Photographing Culture
Slide lecture and discussion with Alison Wright

True ethnographic photographers strive to document the evidence of cultural change and avoid romantic idealism. I find that from years of photographing cultures, I have collected data in my images, even if only subconsciously. For instance, while in the Arctic last fall, I was invited to attend an outdoor community feast. My photographs portray women cutting seal and caribou meat with traditional ulu knives, and the group eating raw meat and preparing stews and hot tea. Yet in the background are the SUVs and pick-up trucks in which we all had arrived. It would be misleading to the viewer to portray contemporary Inuit living in igloos, riding dog sleds, and wearing only fur, and as a photographer, I question how my choices affect the portrayal of culture. These are some of the issues I will discuss in my lecture. - AW

Baffin Island, Pangnirtung, preparing caribou and seal for local feast, 2000
Color photograph

Alison Wright, a freelance photojournalist based in San Francisco, documents the traditions and challenges of endangered cultures in remote areas around the world.

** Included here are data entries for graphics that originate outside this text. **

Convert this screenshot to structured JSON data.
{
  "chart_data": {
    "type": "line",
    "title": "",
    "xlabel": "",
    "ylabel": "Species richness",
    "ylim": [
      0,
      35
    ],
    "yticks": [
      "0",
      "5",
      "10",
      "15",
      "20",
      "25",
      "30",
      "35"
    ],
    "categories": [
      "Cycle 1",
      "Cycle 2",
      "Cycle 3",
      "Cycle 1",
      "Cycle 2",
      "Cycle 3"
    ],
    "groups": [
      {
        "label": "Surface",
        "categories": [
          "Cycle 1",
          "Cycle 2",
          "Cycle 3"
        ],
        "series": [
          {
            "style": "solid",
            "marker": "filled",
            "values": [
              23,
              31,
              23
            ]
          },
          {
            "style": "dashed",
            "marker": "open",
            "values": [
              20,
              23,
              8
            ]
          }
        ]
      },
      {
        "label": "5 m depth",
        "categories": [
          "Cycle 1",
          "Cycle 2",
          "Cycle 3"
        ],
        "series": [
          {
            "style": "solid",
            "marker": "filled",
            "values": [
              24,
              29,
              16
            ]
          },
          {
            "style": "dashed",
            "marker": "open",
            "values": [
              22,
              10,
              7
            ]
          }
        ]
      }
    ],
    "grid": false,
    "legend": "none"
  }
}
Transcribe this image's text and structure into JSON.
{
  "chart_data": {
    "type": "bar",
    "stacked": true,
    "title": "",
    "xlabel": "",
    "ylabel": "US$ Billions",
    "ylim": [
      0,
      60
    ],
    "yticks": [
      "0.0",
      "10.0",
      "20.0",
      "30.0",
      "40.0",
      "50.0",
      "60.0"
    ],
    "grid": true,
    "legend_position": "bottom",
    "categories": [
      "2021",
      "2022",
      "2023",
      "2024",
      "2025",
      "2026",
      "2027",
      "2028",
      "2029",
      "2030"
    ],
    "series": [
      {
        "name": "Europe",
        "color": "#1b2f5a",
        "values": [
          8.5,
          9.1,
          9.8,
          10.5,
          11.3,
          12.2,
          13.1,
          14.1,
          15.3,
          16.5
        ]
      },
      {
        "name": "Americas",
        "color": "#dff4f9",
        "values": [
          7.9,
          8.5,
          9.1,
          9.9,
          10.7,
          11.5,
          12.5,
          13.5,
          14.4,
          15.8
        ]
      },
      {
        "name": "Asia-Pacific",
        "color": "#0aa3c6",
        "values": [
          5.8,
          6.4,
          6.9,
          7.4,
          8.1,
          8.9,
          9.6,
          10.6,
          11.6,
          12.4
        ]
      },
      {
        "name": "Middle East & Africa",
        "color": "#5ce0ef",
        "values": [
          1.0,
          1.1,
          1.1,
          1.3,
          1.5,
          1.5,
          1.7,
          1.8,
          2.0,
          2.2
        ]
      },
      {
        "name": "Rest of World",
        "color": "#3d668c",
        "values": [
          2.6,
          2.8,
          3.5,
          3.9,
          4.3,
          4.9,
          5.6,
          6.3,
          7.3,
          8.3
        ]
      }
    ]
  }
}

She is the photographer and author of Spirit of Tibet: Portrait of a Culture in Exile, published by Snow Lion Publications in 1998. Her work includes photographic essays on medicinal healers in the Amazon rainforests, the hill tribes of Southeast Asia, Aung San Suu Kyi in Burma, Burmese refugees in Thailand, and Marco Polo's footsteps across the Silk Road of China and Pakistan, as well as life in the outback of Australia, where she lived for two years. Based in Nepal for four years while documenting the plight of children for UNICEF and other aid organizations, Wright received the Dorothea Lange Award in 1993 for her photographs of child labor in Asia. Since then, she has lived with exiled Tibetans in Nepal and India for over a decade, recording their culture and the challenges which exile has brought. In the summer of 2000, her photographs were featured at the Smithsonian Institution in Washington, D.C., as part of their Folklife Festival on Tibetan culture.